Goblin Cleanup, the co-op dungeon tidying game from developer Crisalu Games and publisher Team17, launches its "Runed It!" update on 6 April 2026. The update introduces a new Rune System, Kickstarter backer cosmetics, and mimic recolouring to the Early Access title on Steam, alongside a 25% discount running from 6 April through 20 April.

The Rune System sits at the centre of this update, adding a layer of pre-mission customisation that changes how each dungeon run plays out. Players equip runes before heading in, each one granting a buff paired with a corresponding debuff. Every choice is a trade-off. Runes carry a durability of five, depleting by one per completed mission, and once spent they cycle back into the reward pool to be earned again. Earning them requires completing a dungeon with more than 50% objective completion, so the system feeds directly back into the core work of cleaning. The push and pull of buffs against debuffs means two goblins running the same dungeon with different rune loadouts will have noticeably different experiences, and in a co-op game built around four players sharing the same space, those differences have a way of compounding.

The job itself is straightforward in concept and messy in practice. Players take on the role of professional goblin cleaners hired by a dungeon manager to reset everything after adventurers have torn through. Blood on the floors and ceilings needs scrubbing with a tool called the Slimop. Destroyed objects need restoring and placing back in their original positions. Traps need reactivating, which carries its own risk since some were never triggered and remain live. Creature remains need disposing of, and creatures that survived the adventurers' rampage are still wandering around. Chests need refilling with loot. The goblins are essentially stagehands resetting a theatre of violence so the next group of heroes can walk in and wreck it all over again.

The dungeons themselves are not passive workplaces. They are dark, full of active hazards, and populated by monsters that need feeding lest they turn on the cleaning crew. Stepping on a trap is a real possibility. Working alongside up to three other players in online co-op adds its own complications, because if a fellow goblin dies their remains become part of the mess. The game leans into this friction between the mundane task of cleaning and the hostile environment where that cleaning takes place, creating a tone that sits somewhere between slapstick and genuine peril. Every dungeon is filled with unique challenges, and the dynamic elements mean the layout of problems shifts between runs.
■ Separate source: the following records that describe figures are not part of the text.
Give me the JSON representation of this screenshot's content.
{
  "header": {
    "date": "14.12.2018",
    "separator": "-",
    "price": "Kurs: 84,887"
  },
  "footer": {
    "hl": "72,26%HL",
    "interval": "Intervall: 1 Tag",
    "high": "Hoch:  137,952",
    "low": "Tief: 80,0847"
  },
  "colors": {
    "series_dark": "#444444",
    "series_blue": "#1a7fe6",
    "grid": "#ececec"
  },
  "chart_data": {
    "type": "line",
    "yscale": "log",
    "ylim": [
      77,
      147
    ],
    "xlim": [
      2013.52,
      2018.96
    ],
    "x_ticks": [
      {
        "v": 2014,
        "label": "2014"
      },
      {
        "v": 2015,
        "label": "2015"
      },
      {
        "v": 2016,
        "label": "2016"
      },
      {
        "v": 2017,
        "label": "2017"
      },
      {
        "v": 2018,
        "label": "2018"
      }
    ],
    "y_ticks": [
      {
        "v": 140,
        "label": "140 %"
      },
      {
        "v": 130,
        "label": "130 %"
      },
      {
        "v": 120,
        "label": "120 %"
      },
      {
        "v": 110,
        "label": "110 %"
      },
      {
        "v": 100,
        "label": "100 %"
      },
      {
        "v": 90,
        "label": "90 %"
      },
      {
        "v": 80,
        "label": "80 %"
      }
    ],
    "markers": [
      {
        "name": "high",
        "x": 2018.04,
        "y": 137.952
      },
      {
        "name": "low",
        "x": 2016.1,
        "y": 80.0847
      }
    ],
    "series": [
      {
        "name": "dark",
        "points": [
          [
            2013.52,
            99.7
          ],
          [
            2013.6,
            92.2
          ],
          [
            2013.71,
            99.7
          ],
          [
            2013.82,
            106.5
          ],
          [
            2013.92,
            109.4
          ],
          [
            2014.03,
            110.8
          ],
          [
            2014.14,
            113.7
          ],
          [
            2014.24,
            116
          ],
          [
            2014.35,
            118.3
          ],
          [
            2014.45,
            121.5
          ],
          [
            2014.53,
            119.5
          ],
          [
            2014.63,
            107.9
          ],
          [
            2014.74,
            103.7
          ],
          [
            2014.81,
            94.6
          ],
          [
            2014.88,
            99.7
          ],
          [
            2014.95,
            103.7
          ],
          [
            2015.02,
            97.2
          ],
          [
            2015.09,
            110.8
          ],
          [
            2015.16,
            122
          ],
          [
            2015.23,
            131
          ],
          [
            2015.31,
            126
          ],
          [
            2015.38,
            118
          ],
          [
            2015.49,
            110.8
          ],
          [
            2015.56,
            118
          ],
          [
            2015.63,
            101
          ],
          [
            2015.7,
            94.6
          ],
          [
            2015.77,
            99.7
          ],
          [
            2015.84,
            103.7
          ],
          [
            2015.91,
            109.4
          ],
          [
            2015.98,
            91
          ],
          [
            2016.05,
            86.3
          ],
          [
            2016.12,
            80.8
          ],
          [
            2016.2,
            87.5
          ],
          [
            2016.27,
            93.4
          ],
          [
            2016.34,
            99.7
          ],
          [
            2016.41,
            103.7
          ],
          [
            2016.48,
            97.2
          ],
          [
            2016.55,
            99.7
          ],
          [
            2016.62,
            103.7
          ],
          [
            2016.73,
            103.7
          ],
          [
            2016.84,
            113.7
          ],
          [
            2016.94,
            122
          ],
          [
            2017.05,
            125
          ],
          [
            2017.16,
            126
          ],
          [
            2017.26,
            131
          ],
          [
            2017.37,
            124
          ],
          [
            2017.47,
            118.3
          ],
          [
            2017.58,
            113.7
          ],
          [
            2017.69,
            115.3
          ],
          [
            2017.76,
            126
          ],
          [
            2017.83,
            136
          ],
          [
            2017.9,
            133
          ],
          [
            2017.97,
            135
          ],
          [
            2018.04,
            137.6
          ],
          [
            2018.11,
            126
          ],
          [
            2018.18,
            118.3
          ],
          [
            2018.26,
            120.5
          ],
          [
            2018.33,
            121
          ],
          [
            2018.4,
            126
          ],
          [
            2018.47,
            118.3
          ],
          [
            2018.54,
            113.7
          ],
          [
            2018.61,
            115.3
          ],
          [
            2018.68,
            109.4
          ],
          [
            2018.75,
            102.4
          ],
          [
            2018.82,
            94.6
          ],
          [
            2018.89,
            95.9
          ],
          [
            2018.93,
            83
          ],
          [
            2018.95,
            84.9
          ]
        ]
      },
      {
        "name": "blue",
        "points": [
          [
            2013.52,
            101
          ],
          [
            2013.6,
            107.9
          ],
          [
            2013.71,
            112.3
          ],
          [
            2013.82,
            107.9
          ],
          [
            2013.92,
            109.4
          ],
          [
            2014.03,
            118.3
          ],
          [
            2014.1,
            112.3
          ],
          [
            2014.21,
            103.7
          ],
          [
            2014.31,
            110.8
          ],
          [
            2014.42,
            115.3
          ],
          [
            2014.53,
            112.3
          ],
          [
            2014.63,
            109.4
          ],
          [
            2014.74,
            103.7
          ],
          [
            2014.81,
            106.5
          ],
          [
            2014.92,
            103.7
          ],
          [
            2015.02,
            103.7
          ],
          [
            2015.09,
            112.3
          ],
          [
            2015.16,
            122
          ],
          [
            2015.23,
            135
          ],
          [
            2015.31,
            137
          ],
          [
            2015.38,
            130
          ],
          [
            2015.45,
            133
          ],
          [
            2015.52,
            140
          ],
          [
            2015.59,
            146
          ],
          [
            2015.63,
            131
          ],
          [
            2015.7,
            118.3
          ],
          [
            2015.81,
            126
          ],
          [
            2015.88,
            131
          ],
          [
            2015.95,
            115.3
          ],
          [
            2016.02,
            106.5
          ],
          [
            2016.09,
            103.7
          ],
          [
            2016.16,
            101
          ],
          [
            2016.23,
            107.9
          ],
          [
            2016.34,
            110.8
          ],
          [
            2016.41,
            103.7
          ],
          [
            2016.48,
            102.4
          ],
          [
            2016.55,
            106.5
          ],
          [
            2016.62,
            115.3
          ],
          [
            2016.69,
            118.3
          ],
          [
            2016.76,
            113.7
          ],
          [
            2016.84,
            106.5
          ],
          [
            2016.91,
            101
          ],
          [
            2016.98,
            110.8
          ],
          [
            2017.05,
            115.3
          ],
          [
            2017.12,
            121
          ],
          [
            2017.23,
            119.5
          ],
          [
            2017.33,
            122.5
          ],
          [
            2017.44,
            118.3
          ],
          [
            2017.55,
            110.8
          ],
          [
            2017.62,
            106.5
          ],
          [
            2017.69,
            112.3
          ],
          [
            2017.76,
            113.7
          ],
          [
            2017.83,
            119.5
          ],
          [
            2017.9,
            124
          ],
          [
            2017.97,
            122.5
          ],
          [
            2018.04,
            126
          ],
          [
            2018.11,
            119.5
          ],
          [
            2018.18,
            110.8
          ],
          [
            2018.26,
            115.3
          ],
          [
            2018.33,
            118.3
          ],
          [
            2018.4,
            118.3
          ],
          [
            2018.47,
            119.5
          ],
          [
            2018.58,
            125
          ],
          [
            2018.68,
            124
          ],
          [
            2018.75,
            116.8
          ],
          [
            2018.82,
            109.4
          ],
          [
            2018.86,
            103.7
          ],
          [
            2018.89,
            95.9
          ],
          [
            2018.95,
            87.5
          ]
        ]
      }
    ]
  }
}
Goblin Cleanup was born from a successful Kickstarter campaign, and the Runed It! update carries that origin forward. A new batch of cosmetics has been added to the game, directly inspired by and requested by Kickstarter backers. Mimics, the dungeon's disguised monsters, can now be recoloured for the first time. Crisalu Games noted that a Boss Level originally planned for this update needed more development time and will arrive in a future patch, though no firm date has been set.

The game's premise flips the usual dungeon crawler on its head. Rather than the hero kicking down the door, players are the goblins who have to put the door back on its hinges. The cleaning tools, the mimic companion, the slime dispenser, these are the weapons of a workforce that would rather not be eaten on the job.